Partenariat : Les Rencontres de l’illustration 2023

Jusqu’au 2 avril, Strasbourg a la chance de vivre au rythme des Rencontres de l’illustration. Réjouissance supplémentaire : la huitième édition de l’évènement orchestré par la Ville de Strasbourg a été construite autour de la thématique suivante : « Femmes, identités, visibilité ». On a demandé aux programmateur.rice.s de nous en dire plus.

Devenues aussi incontournables à Strasbourg que cette invention divine qu’on appelle plus communément « le bretzel », les Rencontres de l’Illustration rassemblent chaque année la crème des illustrateur.rice.s émergent.e.s et confirmé.e.s dans la ville alsacienne.

Pour cette huitième édition et dans le cadre du projet « Lire notre monde » de Strasbourg Capitale mondiale du livre 24 / label UNESCO, c’est sur la thématique « Femmes, identités, visibilité » que Les Rencontres de l’illustration et le festival associatif Central Vapeur (dont la programmation est totalement imbriquée dans les Rencontres) ont choisi de jeter leur dévolu. Une décision sacrément judicieuse lorsque l’on sait les difficultés que peuvent avoir à surmonter les femmes artistes, autrices et illustratrices dans un milieu déjà bien connu pour sa précarité.

Affiche par Dominique Goblet

Pour l’occasion, expositions, rencontres, spectacles, concerts, ateliers, batailles de dessins, dédicaces et salon des indépendants s’étaleront partout dans la ville jusqu’au 2 avril. On notera notamment parmi les joyeuses nouvelles une exposition dédiée à l’oeuvre de Catherine Meurisse au musée Tomi Ungerer, une exposition dédiée à la BD primée au festival d’Angoulême Le Grand Vide de Léa Murawiec à la médiathèque André Malraux, une exposition collaborative sur la bande dessinée du réel à la BNU, le parcours d’affiches « La légende des champs de feu » de Joseph Levacher, l’installation « demi pensionnaires » de Mona Granjon à l’atelier demi-douzaine..

Mais trêve d’énumération, on a demandé à ceux qui sauraient le mieux en parler de s’étendre sur la programmation et sur le choix de la thématique de cette année : Madeline Dupuy, chargée de la coordination des Rencontres de l’Illustration pour la Direction de la Culture de la Ville de Strasbourg, et Fabien Texier, directeur de Central Vapeur et coordinateur du festival du même nom.

Cette année, les Rencontres de l’illustration sont axées sur la thématique suivante : « Femmes, identités, visibilités ». De quel constat est né cette volonté ?

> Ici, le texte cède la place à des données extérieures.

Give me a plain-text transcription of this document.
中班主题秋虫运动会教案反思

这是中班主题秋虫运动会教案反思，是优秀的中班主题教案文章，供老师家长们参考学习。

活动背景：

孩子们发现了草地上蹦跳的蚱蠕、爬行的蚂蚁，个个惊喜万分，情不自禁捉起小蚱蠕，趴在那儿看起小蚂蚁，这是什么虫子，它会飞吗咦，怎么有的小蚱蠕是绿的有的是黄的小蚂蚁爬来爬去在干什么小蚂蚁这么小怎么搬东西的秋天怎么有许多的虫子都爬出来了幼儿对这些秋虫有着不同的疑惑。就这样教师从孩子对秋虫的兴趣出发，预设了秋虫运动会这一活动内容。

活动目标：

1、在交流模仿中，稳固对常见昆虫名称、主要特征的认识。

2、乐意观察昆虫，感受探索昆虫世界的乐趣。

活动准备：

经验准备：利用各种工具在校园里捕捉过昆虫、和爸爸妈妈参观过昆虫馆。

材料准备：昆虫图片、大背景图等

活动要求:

Madeline Dupuy : Cette volonté d’interroger la place des créatrices dans l’illustration et la bande dessinée a toujours été présente dans les échanges et les discussions entre les différents partenaires, ainsi que dans les précédentes éditions des Rencontres de l’Illustration, sans en être forcément encore le cœur. Cette question de l’égalité des genres est une question forte et transversale à toute notre société. Le milieu artistique en est le miroir, parfois grossissant. 

Par exemple, les illustratrices sont largement majoritaires dans les formations d’enseignement supérieur artistique dédiées aux arts visuels, alors que leur visibilité reste moindre, malgré les efforts de reconnaissance entrepris récemment. D’un autre côté, l’association strasbourgeoise Central Vapeur, soutenue par la Ville de Strasbourg et dont le Festival est intégré aux Rencontres de l’Illustration, a toujours été consciente de l’importance de la représentation dans ce milieu : bureau paritaire, recherche de l’égalité salariale, et tout récemment mise en place d’un congé menstruel pour les membres de son équipe.

Aussi, les crises successives – sanitaires, guerre, papier, retraites, viennent sans cesse perturber les fragiles équilibres gagnés. La précarité concerne tout le monde, mais on voit facilement que les créatrices sont les premières touchées : difficile reconnaissance du statut d’artiste-auteurs, difficulté des rapports avec les grands organismes, charge mentale, accès aux congés maternité, parental, décompte retraite, etc. C’est ce constat-là, fait par les créatrices elles-mêmes et qu’elles partagent avec nous, qui est au cœur de ce projet. Ce sont leurs expériences qui font vérité.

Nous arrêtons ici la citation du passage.